Tout d’abord, lorsque des faits nouveaux sont révélés au cours des débats, le juge peut statuer sur ces faits.
Cependant, cette comparution sur des faits nouveaux qui ne sont pas compris dans la saisine du juge, ne peut être imposée car elle violerait les droits de la défense.
En pratique, lorsque le juge ajoute des faits à la prévention dans le cadre de sa requalification, il doit impérativement recueillir le consentement du prévenu afin d’être jugé sur des faits non compris dans la prévention.
L’irrespect de cette condition reviendrait à admettre l’arbitraire du juge qui pourrait juger des faits dont il n’est pas saisi et porter ainsi atteinte au principe de saisine in rem.
Enfin, à défaut d’accord du prévenu, le parquet pourra le faire citer sur ces faits nouveaux à une audience ultérieure.
Ensuite, le juge pénal peut également se prononcer sur des faits commis lors de l’audience.
En effet, l’article 675 du Code de procédure pénale dispose que
« Sous réserve des dispositions des articles 342 et 457, les infractions commises à l’audience sont jugées, d’office ou sur les réquisitions du ministère public, suivant les dispositions ci-après, nonobstant toutes règles spéciales de compétence ou de procédure ».
Cependant, ces faits nouveaux ne peuvent être jugés d’office, lorsqu’il s’agit d’outrages à magistrat au cours d’une audience [2].
II. Le pouvoir de requalification du juge pénal.
En droit, le principe de légalité impose qu’un comportement ne peut être puni que s’il entre dans le champ d’application d’une incrimination.
En effet, l’article 111-3 du Code pénal dispose que
« Nul ne peut être puni pour un crime ou pour un délit dont les éléments ne sont pas définis par la loi, ou pour une contravention dont les éléments ne sont pas définis par le règlement ».
Il est donc interdit de réprimer un comportement s’il n’entre pas dans les prévisions d’un texte.

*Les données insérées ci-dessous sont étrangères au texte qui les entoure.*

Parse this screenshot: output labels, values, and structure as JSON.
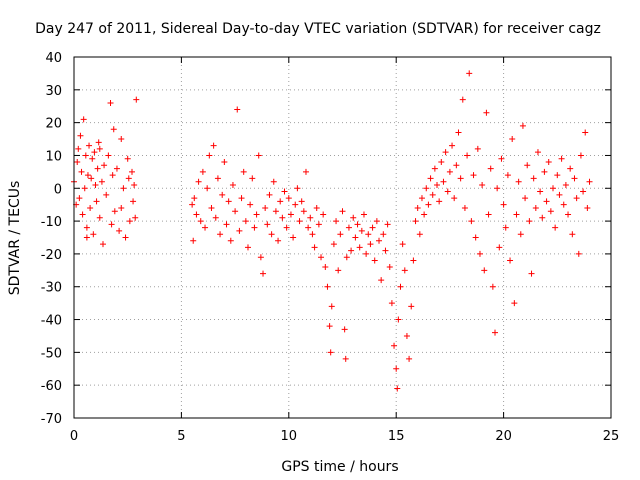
{
  "chart_data": {
    "type": "scatter",
    "title": "Day 247 of 2011, Sidereal Day-to-day VTEC variation (SDTVAR) for receiver cagz",
    "xlabel": "GPS time / hours",
    "ylabel": "SDTVAR / TECUs",
    "xlim": [
      0,
      25
    ],
    "ylim": [
      -70,
      40
    ],
    "xticks": [
      0,
      5,
      10,
      15,
      20,
      25
    ],
    "yticks": [
      40,
      30,
      20,
      10,
      0,
      -10,
      -20,
      -30,
      -40,
      -50,
      -60,
      -70
    ],
    "grid": true,
    "marker": "+",
    "color": "#ff0000",
    "series": [
      {
        "name": "SDTVAR",
        "points": [
          [
            0.0,
            2
          ],
          [
            0.1,
            -5
          ],
          [
            0.15,
            8
          ],
          [
            0.2,
            12
          ],
          [
            0.25,
            -3
          ],
          [
            0.3,
            16
          ],
          [
            0.35,
            5
          ],
          [
            0.4,
            -8
          ],
          [
            0.45,
            21
          ],
          [
            0.5,
            0
          ],
          [
            0.55,
            10
          ],
          [
            0.6,
            -12
          ],
          [
            0.65,
            4
          ],
          [
            0.7,
            13
          ],
          [
            0.75,
            -6
          ],
          [
            0.8,
            3
          ],
          [
            0.85,
            9
          ],
          [
            0.9,
            -14
          ],
          [
            0.95,
            11
          ],
          [
            1.0,
            1
          ],
          [
            1.05,
            -4
          ],
          [
            1.1,
            6
          ],
          [
            1.15,
            14
          ],
          [
            1.2,
            -9
          ],
          [
            1.3,
            2
          ],
          [
            1.35,
            -17
          ],
          [
            1.4,
            7
          ],
          [
            1.5,
            -2
          ],
          [
            1.6,
            10
          ],
          [
            1.7,
            26
          ],
          [
            1.75,
            -11
          ],
          [
            1.8,
            4
          ],
          [
            1.85,
            18
          ],
          [
            1.9,
            -7
          ],
          [
            2.0,
            6
          ],
          [
            2.1,
            -13
          ],
          [
            2.2,
            15
          ],
          [
            2.3,
            0
          ],
          [
            2.4,
            -15
          ],
          [
            2.5,
            9
          ],
          [
            2.55,
            3
          ],
          [
            2.6,
            -10
          ],
          [
            2.7,
            5
          ],
          [
            2.75,
            -4
          ],
          [
            2.8,
            1
          ],
          [
            2.85,
            -9
          ],
          [
            2.9,
            27
          ],
          [
            0.6,
            -15
          ],
          [
            1.2,
            12
          ],
          [
            2.2,
            -6
          ],
          [
            5.5,
            -5
          ],
          [
            5.55,
            -16
          ],
          [
            5.6,
            -3
          ],
          [
            5.7,
            -8
          ],
          [
            5.8,
            2
          ],
          [
            5.9,
            -10
          ],
          [
            6.0,
            5
          ],
          [
            6.1,
            -12
          ],
          [
            6.2,
            0
          ],
          [
            6.3,
            10
          ],
          [
            6.4,
            -6
          ],
          [
            6.5,
            13
          ],
          [
            6.6,
            -9
          ],
          [
            6.7,
            3
          ],
          [
            6.8,
            -14
          ],
          [
            6.9,
            -2
          ],
          [
            7.0,
            8
          ],
          [
            7.1,
            -11
          ],
          [
            7.2,
            -4
          ],
          [
            7.3,
            -16
          ],
          [
            7.4,
            1
          ],
          [
            7.5,
            -7
          ],
          [
            7.6,
            24
          ],
          [
            7.7,
            -13
          ],
          [
            7.8,
            -3
          ],
          [
            7.9,
            5
          ],
          [
            8.0,
            -10
          ],
          [
            8.1,
            -18
          ],
          [
            8.2,
            -5
          ],
          [
            8.3,
            3
          ],
          [
            8.4,
            -12
          ],
          [
            8.5,
            -8
          ],
          [
            8.6,
            10
          ],
          [
            8.7,
            -21
          ],
          [
            8.8,
            -26
          ],
          [
            8.9,
            -6
          ],
          [
            9.0,
            -11
          ],
          [
            9.1,
            -2
          ],
          [
            9.2,
            -14
          ],
          [
            9.3,
            2
          ],
          [
            9.4,
            -7
          ],
          [
            9.5,
            -16
          ],
          [
            9.6,
            -4
          ],
          [
            9.7,
            -9
          ],
          [
            9.8,
            -1
          ],
          [
            9.9,
            -12
          ],
          [
            10.0,
            -3
          ],
          [
            10.1,
            -8
          ],
          [
            10.2,
            -15
          ],
          [
            10.3,
            -5
          ],
          [
            10.4,
            0
          ],
          [
            10.5,
            -10
          ],
          [
            10.6,
            -4
          ],
          [
            10.7,
            -7
          ],
          [
            10.8,
            5
          ],
          [
            10.9,
            -12
          ],
          [
            11.0,
            -9
          ],
          [
            11.1,
            -14
          ],
          [
            11.2,
            -18
          ],
          [
            11.3,
            -6
          ],
          [
            11.4,
            -11
          ],
          [
            11.5,
            -21
          ],
          [
            11.6,
            -8
          ],
          [
            11.7,
            -24
          ],
          [
            11.8,
            -30
          ],
          [
            11.9,
            -42
          ],
          [
            11.95,
            -50
          ],
          [
            12.0,
            -36
          ],
          [
            12.1,
            -17
          ],
          [
            12.2,
            -10
          ],
          [
            12.3,
            -25
          ],
          [
            12.4,
            -14
          ],
          [
            12.5,
            -7
          ],
          [
            12.6,
            -43
          ],
          [
            12.65,
            -52
          ],
          [
            12.7,
            -21
          ],
          [
            12.8,
            -12
          ],
          [
            12.9,
            -19
          ],
          [
            13.0,
            -9
          ],
          [
            13.1,
            -15
          ],
          [
            13.2,
            -11
          ],
          [
            13.3,
            -18
          ],
          [
            13.4,
            -13
          ],
          [
            13.5,
            -8
          ],
          [
            13.6,
            -20
          ],
          [
            13.7,
            -14
          ],
          [
            13.8,
            -17
          ],
          [
            13.9,
            -12
          ],
          [
            14.0,
            -22
          ],
          [
            14.1,
            -10
          ],
          [
            14.2,
            -16
          ],
          [
            14.3,
            -28
          ],
          [
            14.4,
            -14
          ],
          [
            14.5,
            -19
          ],
          [
            14.6,
            -11
          ],
          [
            14.7,
            -24
          ],
          [
            14.8,
            -35
          ],
          [
            14.9,
            -48
          ],
          [
            15.0,
            -55
          ],
          [
            15.05,
            -61
          ],
          [
            15.1,
            -40
          ],
          [
            15.2,
            -30
          ],
          [
            15.3,
            -17
          ],
          [
            15.4,
            -25
          ],
          [
            15.5,
            -45
          ],
          [
            15.6,
            -52
          ],
          [
            15.7,
            -36
          ],
          [
            15.8,
            -22
          ],
          [
            15.9,
            -10
          ],
          [
            16.0,
            -6
          ],
          [
            16.1,
            -14
          ],
          [
            16.2,
            -3
          ],
          [
            16.3,
            -8
          ],
          [
            16.4,
            0
          ],
          [
            16.5,
            -5
          ],
          [
            16.6,
            3
          ],
          [
            16.7,
            -2
          ],
          [
            16.8,
            6
          ],
          [
            16.9,
            1
          ],
          [
            17.0,
            -4
          ],
          [
            17.1,
            8
          ],
          [
            17.2,
            2
          ],
          [
            17.3,
            11
          ],
          [
            17.4,
            -1
          ],
          [
            17.5,
            5
          ],
          [
            17.6,
            13
          ],
          [
            17.7,
            -3
          ],
          [
            17.8,
            7
          ],
          [
            17.9,
            17
          ],
          [
            18.0,
            3
          ],
          [
            18.1,
            27
          ],
          [
            18.2,
            -6
          ],
          [
            18.3,
            10
          ],
          [
            18.4,
            35
          ],
          [
            18.5,
            -10
          ],
          [
            18.6,
            4
          ],
          [
            18.7,
            -15
          ],
          [
            18.8,
            12
          ],
          [
            18.9,
            -20
          ],
          [
            19.0,
            1
          ],
          [
            19.1,
            -25
          ],
          [
            19.2,
            23
          ],
          [
            19.3,
            -8
          ],
          [
            19.4,
            6
          ],
          [
            19.5,
            -30
          ],
          [
            19.6,
            -44
          ],
          [
            19.7,
            0
          ],
          [
            19.8,
            -18
          ],
          [
            19.9,
            9
          ],
          [
            20.0,
            -5
          ],
          [
            20.1,
            -12
          ],
          [
            20.2,
            4
          ],
          [
            20.3,
            -22
          ],
          [
            20.4,
            15
          ],
          [
            20.5,
            -35
          ],
          [
            20.6,
            -8
          ],
          [
            20.7,
            2
          ],
          [
            20.8,
            -14
          ],
          [
            20.9,
            19
          ],
          [
            21.0,
            -3
          ],
          [
            21.1,
            7
          ],
          [
            21.2,
            -10
          ],
          [
            21.3,
            -26
          ],
          [
            21.4,
            3
          ],
          [
            21.5,
            -6
          ],
          [
            21.6,
            11
          ],
          [
            21.7,
            -1
          ],
          [
            21.8,
            -9
          ],
          [
            21.9,
            5
          ],
          [
            22.0,
            -4
          ],
          [
            22.1,
            8
          ],
          [
            22.2,
            -7
          ],
          [
            22.3,
            0
          ],
          [
            22.4,
            -12
          ],
          [
            22.5,
            4
          ],
          [
            22.6,
            -2
          ],
          [
            22.7,
            9
          ],
          [
            22.8,
            -5
          ],
          [
            22.9,
            1
          ],
          [
            23.0,
            -8
          ],
          [
            23.1,
            6
          ],
          [
            23.2,
            -14
          ],
          [
            23.3,
            3
          ],
          [
            23.4,
            -3
          ],
          [
            23.5,
            -20
          ],
          [
            23.6,
            10
          ],
          [
            23.7,
            -1
          ],
          [
            23.8,
            17
          ],
          [
            23.9,
            -6
          ],
          [
            24.0,
            2
          ]
        ]
      }
    ]
  }
}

Ainsi, le juge pénal a le droit et le devoir d’examiner la qualification des faits qui lui est soumise. Si elle lui apparaît inexacte, il doit la modifier en vertu de son pouvoir de requalification des faits dont il est saisi.

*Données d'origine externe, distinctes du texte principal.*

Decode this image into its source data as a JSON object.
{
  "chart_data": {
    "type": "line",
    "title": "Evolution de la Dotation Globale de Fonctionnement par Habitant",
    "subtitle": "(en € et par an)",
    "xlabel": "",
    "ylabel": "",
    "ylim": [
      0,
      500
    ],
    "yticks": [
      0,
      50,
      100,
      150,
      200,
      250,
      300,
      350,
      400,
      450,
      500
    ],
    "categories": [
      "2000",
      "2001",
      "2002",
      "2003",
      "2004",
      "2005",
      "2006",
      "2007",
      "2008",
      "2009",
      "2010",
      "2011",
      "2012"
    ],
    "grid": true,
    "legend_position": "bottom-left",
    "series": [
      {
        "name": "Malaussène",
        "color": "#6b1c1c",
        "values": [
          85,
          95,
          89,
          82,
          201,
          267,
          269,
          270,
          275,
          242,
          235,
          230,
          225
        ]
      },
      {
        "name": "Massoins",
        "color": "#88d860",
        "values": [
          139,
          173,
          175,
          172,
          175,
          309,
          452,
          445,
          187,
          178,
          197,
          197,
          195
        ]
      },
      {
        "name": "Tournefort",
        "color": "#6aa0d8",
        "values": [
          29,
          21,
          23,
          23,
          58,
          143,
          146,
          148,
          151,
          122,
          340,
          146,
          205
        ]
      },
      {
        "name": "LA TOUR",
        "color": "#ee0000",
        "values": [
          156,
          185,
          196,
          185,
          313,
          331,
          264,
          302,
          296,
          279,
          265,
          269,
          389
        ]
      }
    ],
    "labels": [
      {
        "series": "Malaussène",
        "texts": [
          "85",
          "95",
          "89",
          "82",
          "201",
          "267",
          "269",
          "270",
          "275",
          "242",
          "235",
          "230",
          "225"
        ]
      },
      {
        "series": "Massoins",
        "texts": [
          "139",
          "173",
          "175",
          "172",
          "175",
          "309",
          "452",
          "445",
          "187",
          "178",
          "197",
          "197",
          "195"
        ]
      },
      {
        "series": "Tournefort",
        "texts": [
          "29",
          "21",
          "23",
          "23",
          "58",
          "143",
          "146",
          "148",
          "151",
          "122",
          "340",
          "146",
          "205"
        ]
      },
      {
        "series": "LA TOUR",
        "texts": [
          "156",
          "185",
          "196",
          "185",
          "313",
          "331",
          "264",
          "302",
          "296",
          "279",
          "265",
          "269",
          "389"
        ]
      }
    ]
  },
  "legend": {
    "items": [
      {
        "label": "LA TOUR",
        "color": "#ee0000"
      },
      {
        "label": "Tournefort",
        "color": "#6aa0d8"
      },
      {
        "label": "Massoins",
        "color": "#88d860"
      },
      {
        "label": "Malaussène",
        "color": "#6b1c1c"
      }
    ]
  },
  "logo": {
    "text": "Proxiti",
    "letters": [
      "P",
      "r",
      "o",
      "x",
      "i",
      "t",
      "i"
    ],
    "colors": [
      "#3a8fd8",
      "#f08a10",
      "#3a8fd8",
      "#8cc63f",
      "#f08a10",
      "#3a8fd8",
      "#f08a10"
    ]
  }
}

À cet effet, il ne peut se contenter de prononcer la relaxe d’un prévenu sur la qualification initialement retenue sans pour autant vérifier que les faits ne constituent pas une autre infraction [3].

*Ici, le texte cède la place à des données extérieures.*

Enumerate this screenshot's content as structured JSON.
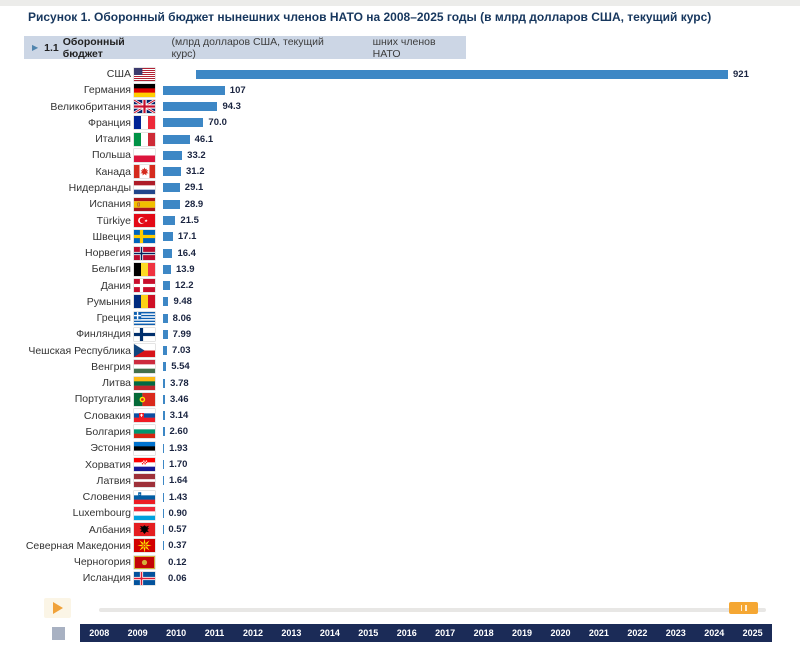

Le pouvoir de requalification du juge pénal est toutefois limité par les droits de la défense.
Tout d’abord, le juge pourra avoir recours à la requalification des faits dont il est saisi sans en informer préalablement le prévenu :
- S’il décide d’abandonner une circonstance aggravante [4]
- Quand il requalifie un délit en contravention. L’article 466 du Code de procédure pénale dispose que
« Si le tribunal régulièrement saisi d’un fait qualifié délit par la loi, estime, au résultat des débats, que ce fait ne constitue qu’une contravention, il prononce la peine et statue, s’il y a lieu, sur l’action civile ».
Dans ces deux situations, la requalification des faits est favorable au prévenu, ce qui justifie l’atteinte aux droits de la défense.
Enfin, le juge pourra procéder à la requalification des faits à condition de recueillir les observations du prévenu, lorsqu’il procède seulement à un changement d’appréciation de la qualification. Par exemple, lorsqu’il requalifie un usage de stupéfiants en détention de stupéfiants, une banqueroute en abus de biens sociaux ou encore un abus de faiblesse en extorsion de fonds.
Le 16 mai 2007, la Cour de cassation a rappelé que si les juges doivent restituer aux faits leur véritable qualification, c’est à la condition que le prévenu ait été mis en mesure de se défendre sur la nouvelle qualification envisagée [5].
Dans cette dernière hypothèse, le juge requalifie des faits dont il est déjà saisi et non des faits nouveaux.